Radiomics and artificial intelligence perspectives
In nuclear medicine, the current classical therapies largely neglect the characterization of cellular and molecular mechanisms, which are associated with each patient's pathology and treatment follow-up.


The radiomics, an emerging and promising field powered by artificial intelligence (AI) technologies like “big data analysis” and “machine learning” have the potential to answer these questions. Advanced uses of such data are changing the landscape of therapy and show a new potential in the identification of prognosis and predictive parameters, which can help in the future to improve, avoid useless treatments, and better personalize cancer therapies.
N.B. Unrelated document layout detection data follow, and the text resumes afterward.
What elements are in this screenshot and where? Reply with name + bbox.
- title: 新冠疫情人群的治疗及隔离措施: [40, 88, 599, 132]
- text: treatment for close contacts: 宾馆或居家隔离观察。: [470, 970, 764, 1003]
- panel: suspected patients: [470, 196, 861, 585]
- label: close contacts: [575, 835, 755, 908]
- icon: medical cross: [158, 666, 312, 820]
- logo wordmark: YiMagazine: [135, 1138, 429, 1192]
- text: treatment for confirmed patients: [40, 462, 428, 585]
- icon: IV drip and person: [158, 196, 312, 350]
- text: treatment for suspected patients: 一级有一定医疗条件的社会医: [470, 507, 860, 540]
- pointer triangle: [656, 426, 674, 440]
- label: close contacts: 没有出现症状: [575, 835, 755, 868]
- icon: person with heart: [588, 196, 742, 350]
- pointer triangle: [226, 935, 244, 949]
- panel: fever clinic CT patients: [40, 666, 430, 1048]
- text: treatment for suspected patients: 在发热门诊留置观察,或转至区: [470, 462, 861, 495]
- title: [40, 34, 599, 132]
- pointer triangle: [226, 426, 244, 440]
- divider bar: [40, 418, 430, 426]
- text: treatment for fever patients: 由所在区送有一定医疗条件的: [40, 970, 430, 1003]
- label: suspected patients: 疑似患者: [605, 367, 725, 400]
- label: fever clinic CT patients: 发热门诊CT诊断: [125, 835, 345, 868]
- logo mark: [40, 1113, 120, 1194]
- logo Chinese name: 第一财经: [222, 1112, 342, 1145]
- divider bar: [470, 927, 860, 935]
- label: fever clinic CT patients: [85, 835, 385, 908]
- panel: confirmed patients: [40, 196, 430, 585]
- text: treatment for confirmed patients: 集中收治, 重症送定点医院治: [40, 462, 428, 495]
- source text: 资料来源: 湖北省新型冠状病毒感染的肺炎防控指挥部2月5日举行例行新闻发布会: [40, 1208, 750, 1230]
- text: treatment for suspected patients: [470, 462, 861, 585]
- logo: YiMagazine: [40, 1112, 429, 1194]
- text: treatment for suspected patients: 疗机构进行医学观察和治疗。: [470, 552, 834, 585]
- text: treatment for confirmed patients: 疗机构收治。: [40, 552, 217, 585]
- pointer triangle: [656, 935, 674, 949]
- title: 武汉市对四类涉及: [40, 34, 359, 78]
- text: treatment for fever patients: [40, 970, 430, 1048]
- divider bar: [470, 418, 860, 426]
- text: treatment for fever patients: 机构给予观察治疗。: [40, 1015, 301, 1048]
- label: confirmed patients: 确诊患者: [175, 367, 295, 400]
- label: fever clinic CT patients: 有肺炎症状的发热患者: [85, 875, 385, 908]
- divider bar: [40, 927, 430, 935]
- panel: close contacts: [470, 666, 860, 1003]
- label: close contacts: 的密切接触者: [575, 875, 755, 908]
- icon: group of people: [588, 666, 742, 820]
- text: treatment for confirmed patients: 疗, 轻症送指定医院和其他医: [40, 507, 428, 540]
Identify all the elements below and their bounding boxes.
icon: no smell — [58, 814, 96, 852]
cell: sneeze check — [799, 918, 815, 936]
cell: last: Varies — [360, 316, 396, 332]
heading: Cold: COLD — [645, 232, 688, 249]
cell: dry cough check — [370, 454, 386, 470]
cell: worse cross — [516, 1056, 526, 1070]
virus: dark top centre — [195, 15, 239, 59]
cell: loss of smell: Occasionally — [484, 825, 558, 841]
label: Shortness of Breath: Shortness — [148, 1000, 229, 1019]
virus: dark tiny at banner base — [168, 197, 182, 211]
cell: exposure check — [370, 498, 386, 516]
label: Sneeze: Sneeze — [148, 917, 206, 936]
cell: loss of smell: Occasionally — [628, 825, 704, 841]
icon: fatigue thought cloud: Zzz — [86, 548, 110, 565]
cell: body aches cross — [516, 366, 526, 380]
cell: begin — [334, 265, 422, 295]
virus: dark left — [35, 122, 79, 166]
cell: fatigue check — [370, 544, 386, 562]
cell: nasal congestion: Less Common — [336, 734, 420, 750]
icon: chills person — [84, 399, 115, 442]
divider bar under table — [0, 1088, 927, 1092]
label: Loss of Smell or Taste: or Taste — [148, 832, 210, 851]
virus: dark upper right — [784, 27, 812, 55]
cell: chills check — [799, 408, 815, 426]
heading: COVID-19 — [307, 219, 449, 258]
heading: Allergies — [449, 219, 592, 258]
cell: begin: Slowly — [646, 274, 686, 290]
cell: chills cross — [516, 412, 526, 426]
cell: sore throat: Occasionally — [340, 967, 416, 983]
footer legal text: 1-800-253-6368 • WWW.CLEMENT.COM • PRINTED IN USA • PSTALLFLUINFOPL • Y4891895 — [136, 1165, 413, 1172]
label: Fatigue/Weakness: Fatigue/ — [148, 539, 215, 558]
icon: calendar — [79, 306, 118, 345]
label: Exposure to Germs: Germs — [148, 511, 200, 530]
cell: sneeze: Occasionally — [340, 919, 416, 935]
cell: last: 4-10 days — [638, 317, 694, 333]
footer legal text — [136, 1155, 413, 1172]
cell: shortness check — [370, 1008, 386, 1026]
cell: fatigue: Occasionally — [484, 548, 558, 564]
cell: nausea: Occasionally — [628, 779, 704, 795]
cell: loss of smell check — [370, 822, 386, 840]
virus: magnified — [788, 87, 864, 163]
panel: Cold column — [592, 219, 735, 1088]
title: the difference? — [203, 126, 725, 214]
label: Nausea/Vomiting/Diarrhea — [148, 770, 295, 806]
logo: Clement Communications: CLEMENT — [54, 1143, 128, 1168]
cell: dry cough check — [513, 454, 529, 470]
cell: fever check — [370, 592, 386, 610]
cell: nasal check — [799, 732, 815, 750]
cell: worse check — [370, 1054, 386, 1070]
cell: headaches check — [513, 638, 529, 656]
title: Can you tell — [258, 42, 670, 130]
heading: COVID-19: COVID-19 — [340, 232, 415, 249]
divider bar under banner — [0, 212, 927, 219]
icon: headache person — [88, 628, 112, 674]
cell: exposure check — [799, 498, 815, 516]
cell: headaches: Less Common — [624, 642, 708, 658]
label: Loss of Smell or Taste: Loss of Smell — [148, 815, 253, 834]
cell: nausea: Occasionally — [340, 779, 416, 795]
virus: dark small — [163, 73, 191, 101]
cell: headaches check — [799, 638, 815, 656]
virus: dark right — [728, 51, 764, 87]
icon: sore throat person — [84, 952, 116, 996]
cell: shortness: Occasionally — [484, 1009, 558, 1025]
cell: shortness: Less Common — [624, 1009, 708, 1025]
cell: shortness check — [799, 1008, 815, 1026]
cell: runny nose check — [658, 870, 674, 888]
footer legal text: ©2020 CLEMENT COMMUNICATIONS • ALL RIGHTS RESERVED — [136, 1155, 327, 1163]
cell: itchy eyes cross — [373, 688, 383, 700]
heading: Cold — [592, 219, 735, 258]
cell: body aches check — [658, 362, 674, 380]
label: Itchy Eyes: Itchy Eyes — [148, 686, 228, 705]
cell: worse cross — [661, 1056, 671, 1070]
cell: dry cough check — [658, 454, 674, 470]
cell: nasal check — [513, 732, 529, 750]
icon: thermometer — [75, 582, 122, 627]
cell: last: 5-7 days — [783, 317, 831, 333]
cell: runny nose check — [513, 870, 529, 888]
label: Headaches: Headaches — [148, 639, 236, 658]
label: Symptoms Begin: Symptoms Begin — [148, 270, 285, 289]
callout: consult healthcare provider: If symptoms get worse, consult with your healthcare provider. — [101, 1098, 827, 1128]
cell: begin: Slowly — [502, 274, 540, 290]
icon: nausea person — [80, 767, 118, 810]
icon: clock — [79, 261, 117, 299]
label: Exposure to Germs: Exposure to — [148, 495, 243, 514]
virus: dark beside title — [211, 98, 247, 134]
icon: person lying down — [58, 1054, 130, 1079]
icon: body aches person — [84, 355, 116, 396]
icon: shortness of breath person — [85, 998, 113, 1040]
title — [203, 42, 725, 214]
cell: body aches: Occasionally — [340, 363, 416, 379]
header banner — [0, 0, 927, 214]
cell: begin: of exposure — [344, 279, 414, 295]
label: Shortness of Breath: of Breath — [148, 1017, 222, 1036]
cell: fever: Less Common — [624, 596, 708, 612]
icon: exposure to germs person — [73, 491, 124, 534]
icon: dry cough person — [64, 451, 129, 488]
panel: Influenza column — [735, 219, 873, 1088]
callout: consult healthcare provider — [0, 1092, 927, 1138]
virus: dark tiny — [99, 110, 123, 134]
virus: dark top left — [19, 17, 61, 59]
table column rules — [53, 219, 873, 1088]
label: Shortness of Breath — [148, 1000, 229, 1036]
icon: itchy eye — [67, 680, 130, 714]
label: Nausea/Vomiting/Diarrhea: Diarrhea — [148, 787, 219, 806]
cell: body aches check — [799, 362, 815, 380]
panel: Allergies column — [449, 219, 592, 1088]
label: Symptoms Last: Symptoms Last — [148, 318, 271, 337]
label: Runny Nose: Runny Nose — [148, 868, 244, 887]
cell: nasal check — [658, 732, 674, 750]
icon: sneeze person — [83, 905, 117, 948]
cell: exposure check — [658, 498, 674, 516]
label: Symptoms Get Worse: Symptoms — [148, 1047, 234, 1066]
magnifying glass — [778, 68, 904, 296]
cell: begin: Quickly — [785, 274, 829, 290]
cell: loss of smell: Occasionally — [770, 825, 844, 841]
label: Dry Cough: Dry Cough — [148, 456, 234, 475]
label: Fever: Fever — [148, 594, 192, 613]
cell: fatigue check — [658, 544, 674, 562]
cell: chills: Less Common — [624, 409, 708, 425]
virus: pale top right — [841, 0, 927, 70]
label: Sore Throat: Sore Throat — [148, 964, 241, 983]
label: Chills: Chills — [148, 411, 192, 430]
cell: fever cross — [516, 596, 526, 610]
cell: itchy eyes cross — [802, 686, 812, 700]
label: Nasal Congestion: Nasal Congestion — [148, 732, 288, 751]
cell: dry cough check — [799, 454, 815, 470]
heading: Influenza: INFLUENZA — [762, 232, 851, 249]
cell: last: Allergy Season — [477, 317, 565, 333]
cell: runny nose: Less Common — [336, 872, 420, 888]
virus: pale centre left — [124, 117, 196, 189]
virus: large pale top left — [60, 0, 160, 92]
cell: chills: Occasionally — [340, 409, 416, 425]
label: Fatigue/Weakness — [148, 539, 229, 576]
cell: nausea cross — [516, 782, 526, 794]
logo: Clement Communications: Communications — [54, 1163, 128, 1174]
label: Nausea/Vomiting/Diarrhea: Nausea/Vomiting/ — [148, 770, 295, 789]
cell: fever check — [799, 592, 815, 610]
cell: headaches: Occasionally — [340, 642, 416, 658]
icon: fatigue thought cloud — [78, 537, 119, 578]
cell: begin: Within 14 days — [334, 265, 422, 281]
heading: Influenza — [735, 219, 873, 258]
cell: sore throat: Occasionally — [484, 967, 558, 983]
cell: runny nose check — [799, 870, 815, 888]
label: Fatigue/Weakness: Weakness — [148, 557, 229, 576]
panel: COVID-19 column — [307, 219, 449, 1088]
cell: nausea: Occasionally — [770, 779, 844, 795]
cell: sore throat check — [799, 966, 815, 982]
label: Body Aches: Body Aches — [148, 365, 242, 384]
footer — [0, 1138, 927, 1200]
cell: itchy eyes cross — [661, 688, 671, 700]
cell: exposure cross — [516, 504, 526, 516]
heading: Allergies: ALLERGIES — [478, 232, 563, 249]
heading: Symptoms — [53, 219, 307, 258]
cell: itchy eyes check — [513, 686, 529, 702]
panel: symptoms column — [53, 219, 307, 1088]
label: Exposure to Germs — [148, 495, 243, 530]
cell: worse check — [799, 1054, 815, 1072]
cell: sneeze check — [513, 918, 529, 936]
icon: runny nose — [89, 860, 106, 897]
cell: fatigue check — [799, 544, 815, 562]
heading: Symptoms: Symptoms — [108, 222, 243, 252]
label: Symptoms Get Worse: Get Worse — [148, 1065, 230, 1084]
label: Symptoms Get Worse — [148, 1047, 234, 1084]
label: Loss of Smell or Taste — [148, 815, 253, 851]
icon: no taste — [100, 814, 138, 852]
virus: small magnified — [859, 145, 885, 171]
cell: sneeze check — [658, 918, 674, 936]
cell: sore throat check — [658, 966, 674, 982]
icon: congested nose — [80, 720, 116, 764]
For example, by taking into account the clinical diagnosis and follow-up information of patients, and based on the principle of Radiomics — development of statistical models characterizing tumors at the molecular level, extracted automatically from multimodal patient medical images — a real decision-making support system can be created, based on the predictive profile of disease control and the patient-specific toxicity risk.

By combing with additional information extracted from patient records (like genomics, specific biomarkers, etc.), the system can guide the physicians and help them to better choose or adapt treatment, or target the patient receiving a specific treatment.

Moreover, the “machine learning” technologies have the capacity to enhance existing products, either by automating various tasks or by improving, simplifying and accelerating complex algorithms. In the context of molecular radiotherapy, the latest generation of segmentation algorithms based on deep learning could help analyzing dosimetric effects for more organs with more precision, reproducibility, and with limited workloads.

The machine learning technologies all work with the assumption of a learning curve, incremental or not, based on the analysis of as large as possible data sets. The models extracted by these algorithms can then be applied to new patient cases. The consequence of this is that historical information contained in previous patient cases and patient databases is of significant value for such technologies and future systems. This has been quickly understood by all actors having “data”. The value is in the data indeed. It is, however, of utmost importance that large data sets are being shared and put in common, instead of being kept in small silos.

Sebastien Vauclin
Conclusion
Software technologies are not curing cancer patients by themselves. But software technologies are bound to play an increasing and tremendous role, for the benefit of patients first, cancer centers, and the whole biotechnology industry. Impacts and benefits will be throughout the full cycle, from diagnosis to patient post-treatment follow-up. Without being exhaustive, software technologies will help: to better characterize patients responding to a given therapy, to improve safety and minimize side effects or impacts on healthy organs, to optimize and personalize therapies for a given patient, to control “in vivo” during treatments, and to quantify patient post-treatment response. Software technologies are the keys to move away from the one-size-fits-all standard protocols toward a truly personalized medicine of the future. Nuclear medicine and the expanding molecular radiotherapy domain will first inherit from the tremendous advances performed during the last 20 years in external beam radiation therapy, and then accelerate to include AI-powered theranostic features.